2008/09/04

St. Martin, Aston Villa, Delfouneso


St. Martin, Amerika'da bir dağ veya Orta Avrupa'dan bir aziz değil. Kendisi Martin O'Neill. Konuları genelde kısıtlı tutsam ve çok fazla yazı girmesem de, takımımızdan bir şekilde bahsetmek gerekiyor. Transfer dönemi kapandı ve yazıya da buradan giriyorum.

Martin O'Neill, esasında, çirkin bir adamdır. Ki Andy Murray ve son bölümde sahne alacak Delfouneso de öyledir. Ama beni burası ilgilendirmiyor, ezelden sevdiğim bir adam. Gerek gittiği her takımda başarılı olması (Leicester, Celtic, Aston Villa), gerek gittiği her takımda kendi yıldızlarını yaratması (Emile Heskey, Gabby Agbonlahor, Ashley Young...), gerekse taç çizgisine fazlaca inen biri olması nedeniyle... Transfer diyorduk, oraya geliyorum.

Premier lig, globalleşmeden öte 38 maç üzerinden dünya kupasına dönerken, üçüncü gruptaki takımlar (Premiership Preview yazısını hatırlayın, hatırlamazsanız tıklayın) arasında yerelliği koruyan üç takımdan biri Aston Villa.
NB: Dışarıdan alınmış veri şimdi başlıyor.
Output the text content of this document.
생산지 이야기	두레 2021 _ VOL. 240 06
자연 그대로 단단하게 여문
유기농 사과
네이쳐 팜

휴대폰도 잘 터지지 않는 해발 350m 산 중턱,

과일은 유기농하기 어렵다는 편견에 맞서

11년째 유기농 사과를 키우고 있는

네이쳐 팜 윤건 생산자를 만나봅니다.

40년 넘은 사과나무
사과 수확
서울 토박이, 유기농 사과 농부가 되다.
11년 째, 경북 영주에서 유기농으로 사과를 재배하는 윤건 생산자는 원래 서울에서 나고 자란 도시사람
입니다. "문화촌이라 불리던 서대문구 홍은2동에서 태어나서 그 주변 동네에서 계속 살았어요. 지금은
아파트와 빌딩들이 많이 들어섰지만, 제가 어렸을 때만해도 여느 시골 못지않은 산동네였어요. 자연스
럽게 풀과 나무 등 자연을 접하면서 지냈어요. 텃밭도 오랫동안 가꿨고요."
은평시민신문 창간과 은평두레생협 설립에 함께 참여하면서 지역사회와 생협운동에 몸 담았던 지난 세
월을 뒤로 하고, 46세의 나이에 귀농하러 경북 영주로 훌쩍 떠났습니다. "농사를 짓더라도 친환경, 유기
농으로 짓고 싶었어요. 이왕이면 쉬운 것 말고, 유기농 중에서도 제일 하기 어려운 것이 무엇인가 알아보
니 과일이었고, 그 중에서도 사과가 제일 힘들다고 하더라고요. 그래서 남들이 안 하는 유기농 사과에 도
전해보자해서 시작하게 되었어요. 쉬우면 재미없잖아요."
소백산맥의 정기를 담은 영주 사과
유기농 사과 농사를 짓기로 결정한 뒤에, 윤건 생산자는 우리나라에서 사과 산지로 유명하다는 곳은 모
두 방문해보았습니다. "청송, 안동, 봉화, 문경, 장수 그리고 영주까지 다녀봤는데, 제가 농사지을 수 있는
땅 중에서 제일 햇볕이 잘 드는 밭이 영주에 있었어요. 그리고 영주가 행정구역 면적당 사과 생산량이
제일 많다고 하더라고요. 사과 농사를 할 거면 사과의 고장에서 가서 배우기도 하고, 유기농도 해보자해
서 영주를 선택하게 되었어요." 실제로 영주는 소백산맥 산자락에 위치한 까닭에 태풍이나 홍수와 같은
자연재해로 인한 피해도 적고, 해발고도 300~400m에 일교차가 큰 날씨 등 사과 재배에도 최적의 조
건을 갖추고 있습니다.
Diğerleri, Portsmouth ve Everton. Portsmouth'ta bu yapıyı ayakta tutanın Harry Redknapp olduğunu ama kendisinin aynı zamanda Fransa pazarından hoşlandığını ve Everton'ın da satılmasının gündemde olduğunu düşünürsek, bu ekolün tek temsilcisi olarak kalabiliriz. Benim rahatsızlığım bu konuda. Ne Robinho, ne Villa, ne de Mario Gomez'i istiyorum fakat O'Neill'ın her gittiği yerde yaptığı gibi, yalnızca Britanyalı oyunculara yönelmesi çok canımı sıkıyor.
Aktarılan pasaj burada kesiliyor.